Amendement (sans numéro) — ARTICLE PREMIER
Dispositif
I. – À l’alinéa 1, après le mot :
« portuaire »,
insérer les mots :
« et de mobilité solidaire ».
II. – En conséquence, au même alinéa, substituer à la première occurrence du mot :
« et »
le signe :
« , ».
Exposé sommaire
Cet amendement du groupe socialistes et apparentés vise à inclure le transport collectif et les mobilités solidaires dans l’article 1 fixant les objectifs de l’État dans les lois de programmation.
Si le premier alinéa cite les infrastructures de transport ferroviaire, routier, cyclable, fluvial et portuaire, il parait opportun d’y inclure plus largement le sujet des mobilités solidaires et du transport collectif.
En effet, encourager les services de mobilité solidaire est indispensable pour l’accès aux transports des publics en situation de vulnérabilité économique, social ou de handicap.
Le transport est un facteur essentiel d’accès aux droits, notamment pour se soigner, de réduction de l’isolement, d’insertion sociale et professionnelle.
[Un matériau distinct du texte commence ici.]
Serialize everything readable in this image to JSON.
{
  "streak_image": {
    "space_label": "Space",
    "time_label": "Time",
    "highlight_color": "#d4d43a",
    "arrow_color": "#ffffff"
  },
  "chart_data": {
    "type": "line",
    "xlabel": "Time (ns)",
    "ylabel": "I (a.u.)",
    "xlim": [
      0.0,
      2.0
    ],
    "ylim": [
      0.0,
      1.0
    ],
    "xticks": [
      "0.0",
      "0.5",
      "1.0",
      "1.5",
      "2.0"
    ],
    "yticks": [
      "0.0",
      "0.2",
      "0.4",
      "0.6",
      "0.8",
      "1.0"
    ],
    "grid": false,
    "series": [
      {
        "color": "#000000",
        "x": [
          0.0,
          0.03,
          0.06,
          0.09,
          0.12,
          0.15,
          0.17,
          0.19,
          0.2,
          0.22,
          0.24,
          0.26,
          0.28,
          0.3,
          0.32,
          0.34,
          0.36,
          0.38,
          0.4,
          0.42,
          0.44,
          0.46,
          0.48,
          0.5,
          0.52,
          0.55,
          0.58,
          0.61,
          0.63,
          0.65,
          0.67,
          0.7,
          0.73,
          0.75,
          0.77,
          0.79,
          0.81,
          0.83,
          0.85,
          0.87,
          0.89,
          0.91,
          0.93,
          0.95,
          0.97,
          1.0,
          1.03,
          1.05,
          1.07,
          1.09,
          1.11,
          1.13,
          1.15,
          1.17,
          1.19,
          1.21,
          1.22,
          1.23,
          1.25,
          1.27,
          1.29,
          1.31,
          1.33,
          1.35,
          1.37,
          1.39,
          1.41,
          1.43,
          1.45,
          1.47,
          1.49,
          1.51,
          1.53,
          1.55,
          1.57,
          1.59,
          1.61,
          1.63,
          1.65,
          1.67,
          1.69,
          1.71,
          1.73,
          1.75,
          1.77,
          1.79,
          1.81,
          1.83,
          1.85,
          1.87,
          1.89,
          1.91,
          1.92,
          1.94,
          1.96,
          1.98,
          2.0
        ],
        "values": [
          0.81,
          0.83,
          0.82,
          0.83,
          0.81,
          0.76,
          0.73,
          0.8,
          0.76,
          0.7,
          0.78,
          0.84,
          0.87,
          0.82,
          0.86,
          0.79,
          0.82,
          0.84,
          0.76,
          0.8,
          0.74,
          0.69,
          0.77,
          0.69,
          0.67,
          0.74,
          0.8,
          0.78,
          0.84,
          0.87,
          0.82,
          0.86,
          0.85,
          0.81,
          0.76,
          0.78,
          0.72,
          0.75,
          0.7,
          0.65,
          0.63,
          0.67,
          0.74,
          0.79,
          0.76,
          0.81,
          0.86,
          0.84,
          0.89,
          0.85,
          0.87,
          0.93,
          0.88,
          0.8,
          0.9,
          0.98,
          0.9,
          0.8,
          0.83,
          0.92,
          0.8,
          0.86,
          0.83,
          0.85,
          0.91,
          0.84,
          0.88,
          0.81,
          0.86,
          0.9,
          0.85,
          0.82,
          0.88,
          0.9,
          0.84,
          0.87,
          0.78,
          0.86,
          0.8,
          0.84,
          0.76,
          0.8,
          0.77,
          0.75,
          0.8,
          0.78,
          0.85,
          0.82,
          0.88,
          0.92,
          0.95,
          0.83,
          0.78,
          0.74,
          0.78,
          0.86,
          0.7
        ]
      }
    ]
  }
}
Pour ces raisons la mobilité solidaire doit être au cœur de nos politiques de transport pour favoriser un accès égalitaire aux solutions de mobilité mises en place sur les territoires.
Permettre la mobilité pour tous et partout c’est aussi promouvoir une transition écologique plus juste à travers un accès facilité aux transports collectifs.
Il s’agit également de s’assurer que des infrastructures liées aux transports publics urbains puissent être incluses dans le périmètre d’intervention des futures lois de programmation.
Leur intégration explicite dans les lois de programmation permettrait de renforcer la cohérence des investissements dans l’ensemble des transports publics urbains, afin de garantir une cohérence dans le réseau urbain et péri-urbain, le développement de la multimodalité, et une stabilité dans l’engagement financier de l’État.